Being just a two character film, much rests on the actors’ performances. Niraj Sah and Hemant Mahaur are the life-savers of the film, effortlessly indulging in what seems to be a vicarious wet dream of an adolescent. While they maintain excellent continuity of their emotions and dialogues, one has to be prepared to be patient and indulge them in their ramblings. Which if one does, one finds the film a rewarding experience.

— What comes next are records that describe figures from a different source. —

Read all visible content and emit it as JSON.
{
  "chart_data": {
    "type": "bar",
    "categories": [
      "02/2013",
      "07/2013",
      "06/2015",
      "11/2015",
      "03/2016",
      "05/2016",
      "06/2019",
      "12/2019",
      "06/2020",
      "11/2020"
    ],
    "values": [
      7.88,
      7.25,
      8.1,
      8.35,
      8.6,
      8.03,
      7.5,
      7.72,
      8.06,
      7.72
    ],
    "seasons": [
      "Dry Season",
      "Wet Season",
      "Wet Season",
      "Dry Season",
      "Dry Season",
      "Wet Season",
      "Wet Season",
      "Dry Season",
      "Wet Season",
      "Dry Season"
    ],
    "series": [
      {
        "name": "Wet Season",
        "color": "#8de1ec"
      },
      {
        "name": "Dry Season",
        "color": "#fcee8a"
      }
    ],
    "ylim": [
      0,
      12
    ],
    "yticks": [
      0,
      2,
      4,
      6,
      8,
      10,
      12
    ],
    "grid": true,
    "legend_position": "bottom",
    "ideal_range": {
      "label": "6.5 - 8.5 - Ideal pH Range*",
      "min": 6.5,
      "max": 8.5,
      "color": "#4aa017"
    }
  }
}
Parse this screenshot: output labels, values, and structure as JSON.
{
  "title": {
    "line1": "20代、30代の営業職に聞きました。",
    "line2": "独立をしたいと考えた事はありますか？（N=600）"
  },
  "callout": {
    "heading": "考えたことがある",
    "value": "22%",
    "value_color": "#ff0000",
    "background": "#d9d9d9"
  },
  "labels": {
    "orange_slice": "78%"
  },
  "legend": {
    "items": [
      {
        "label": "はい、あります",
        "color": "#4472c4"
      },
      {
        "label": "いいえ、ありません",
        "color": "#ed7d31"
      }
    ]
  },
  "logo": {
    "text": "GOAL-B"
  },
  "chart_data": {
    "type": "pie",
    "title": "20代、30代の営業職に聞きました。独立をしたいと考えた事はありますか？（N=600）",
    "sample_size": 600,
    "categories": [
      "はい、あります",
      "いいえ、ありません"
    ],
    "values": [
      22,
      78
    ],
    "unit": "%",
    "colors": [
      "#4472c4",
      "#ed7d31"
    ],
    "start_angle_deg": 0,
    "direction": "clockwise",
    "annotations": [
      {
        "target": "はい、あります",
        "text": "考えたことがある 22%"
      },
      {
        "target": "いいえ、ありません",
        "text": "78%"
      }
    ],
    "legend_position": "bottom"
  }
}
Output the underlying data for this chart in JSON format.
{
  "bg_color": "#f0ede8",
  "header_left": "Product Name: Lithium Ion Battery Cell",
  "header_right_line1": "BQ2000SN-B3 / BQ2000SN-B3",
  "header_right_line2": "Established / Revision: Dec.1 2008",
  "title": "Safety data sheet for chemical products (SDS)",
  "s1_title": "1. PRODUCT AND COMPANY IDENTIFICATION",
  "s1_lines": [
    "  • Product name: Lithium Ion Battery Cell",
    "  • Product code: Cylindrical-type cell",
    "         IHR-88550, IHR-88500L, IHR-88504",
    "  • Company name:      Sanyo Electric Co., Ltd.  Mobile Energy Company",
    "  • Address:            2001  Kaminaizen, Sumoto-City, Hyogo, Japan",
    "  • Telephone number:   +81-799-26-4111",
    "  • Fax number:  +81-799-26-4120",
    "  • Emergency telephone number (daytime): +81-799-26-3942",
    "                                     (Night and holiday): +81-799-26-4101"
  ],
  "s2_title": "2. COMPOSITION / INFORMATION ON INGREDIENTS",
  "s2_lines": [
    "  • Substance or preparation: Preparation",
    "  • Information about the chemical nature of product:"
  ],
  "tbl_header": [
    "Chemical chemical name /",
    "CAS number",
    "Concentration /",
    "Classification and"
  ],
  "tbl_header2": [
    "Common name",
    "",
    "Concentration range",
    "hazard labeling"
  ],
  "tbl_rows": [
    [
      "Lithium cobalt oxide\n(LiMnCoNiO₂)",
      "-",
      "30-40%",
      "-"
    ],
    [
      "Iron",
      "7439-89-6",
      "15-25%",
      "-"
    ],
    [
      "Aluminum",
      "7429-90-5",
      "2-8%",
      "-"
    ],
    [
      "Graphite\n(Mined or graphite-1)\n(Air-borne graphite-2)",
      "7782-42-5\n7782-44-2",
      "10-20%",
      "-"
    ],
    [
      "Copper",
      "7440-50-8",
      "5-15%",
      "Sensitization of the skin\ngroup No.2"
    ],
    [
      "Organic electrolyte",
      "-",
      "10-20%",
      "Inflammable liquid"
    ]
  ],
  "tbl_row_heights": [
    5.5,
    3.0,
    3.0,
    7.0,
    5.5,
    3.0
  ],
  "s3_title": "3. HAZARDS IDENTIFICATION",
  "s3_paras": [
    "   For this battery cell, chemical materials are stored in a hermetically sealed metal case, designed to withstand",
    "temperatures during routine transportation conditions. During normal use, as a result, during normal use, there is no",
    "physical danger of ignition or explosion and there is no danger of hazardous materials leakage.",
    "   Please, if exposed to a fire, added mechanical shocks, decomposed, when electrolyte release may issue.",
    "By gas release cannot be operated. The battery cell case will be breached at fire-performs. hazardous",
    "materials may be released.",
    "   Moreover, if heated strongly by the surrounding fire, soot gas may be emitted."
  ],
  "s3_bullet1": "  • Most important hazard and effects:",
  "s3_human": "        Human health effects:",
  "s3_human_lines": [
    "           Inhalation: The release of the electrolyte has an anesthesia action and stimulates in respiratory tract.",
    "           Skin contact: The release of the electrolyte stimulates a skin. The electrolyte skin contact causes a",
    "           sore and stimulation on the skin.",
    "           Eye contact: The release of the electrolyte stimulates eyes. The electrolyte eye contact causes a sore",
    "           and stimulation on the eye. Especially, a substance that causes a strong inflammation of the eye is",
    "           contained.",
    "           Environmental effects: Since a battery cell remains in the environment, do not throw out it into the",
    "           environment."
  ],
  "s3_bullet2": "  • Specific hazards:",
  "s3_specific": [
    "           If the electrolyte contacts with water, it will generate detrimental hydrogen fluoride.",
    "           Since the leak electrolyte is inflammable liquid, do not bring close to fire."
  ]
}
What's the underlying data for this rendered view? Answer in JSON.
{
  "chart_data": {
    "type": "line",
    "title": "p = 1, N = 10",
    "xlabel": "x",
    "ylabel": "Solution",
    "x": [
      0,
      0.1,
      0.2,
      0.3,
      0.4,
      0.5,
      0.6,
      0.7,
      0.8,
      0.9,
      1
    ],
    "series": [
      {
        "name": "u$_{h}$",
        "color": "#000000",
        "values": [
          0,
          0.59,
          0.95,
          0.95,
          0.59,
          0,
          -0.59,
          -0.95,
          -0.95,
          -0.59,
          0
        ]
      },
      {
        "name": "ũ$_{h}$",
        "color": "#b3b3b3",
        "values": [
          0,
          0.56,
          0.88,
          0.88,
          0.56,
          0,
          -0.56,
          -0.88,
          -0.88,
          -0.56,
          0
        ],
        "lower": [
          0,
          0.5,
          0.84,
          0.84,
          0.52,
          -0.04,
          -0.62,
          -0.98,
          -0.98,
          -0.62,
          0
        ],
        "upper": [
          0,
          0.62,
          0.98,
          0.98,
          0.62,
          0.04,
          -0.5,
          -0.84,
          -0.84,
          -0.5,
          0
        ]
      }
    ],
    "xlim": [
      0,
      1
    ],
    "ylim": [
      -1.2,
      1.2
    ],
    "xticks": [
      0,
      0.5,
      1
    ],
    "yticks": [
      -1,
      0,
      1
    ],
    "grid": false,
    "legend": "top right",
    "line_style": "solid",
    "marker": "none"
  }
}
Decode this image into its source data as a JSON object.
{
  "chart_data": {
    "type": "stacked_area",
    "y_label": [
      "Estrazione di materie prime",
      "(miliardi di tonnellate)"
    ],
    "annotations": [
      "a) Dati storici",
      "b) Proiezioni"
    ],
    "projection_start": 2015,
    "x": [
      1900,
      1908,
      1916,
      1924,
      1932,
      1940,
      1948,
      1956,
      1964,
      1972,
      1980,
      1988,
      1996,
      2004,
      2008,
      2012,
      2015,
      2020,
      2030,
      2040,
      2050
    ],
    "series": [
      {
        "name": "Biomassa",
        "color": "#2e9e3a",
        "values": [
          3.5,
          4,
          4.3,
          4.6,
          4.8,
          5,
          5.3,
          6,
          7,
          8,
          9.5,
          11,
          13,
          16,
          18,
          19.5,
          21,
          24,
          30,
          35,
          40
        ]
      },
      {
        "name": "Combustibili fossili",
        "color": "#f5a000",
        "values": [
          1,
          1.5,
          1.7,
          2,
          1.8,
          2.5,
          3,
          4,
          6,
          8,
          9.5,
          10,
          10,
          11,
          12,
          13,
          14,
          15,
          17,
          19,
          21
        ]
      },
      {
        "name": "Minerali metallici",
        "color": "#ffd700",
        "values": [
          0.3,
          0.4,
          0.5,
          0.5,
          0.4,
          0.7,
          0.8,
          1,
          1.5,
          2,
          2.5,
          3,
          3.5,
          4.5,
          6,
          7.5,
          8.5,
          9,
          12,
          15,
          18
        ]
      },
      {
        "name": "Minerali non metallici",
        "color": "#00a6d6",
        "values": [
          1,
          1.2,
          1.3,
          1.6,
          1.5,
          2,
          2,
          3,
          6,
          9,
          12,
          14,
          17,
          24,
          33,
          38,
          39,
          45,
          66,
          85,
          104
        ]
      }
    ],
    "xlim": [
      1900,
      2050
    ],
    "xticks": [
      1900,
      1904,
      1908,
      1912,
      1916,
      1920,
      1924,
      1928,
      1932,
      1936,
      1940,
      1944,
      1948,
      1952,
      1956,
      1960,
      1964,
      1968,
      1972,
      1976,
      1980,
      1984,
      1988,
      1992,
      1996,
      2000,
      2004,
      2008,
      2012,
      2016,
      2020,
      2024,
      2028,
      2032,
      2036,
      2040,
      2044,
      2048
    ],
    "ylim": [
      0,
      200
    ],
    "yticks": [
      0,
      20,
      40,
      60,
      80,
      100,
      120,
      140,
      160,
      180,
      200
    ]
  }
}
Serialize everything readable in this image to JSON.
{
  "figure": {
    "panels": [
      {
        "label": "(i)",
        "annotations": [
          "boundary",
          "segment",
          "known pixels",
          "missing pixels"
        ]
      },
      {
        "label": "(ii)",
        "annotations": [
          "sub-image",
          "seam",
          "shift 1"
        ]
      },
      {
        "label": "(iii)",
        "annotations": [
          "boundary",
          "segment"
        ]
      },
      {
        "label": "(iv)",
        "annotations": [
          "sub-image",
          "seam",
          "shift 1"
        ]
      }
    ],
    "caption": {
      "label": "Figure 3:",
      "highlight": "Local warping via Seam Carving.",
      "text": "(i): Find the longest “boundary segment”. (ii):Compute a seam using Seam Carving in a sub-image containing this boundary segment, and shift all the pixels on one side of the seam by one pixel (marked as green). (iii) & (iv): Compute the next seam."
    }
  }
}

The camera easily lives and breathes in small spaces in the film. The wide angle lens creates a weird cocoon showing the two individuals hopelessly trapped.  The jump cuts as a narrative device give you that interrupted feel and suggest the implausibilities in the narrative. The sound design has created a well-thought out fabric of a familiar world. The cultural references on the background music track in the narrative sounded odd and out of place at times. But as a different realization dawns, it gets contextualized at the end.

Overall, Haal-E-Kangaal takes you on an enriching journey provided you are ready to be talked into it.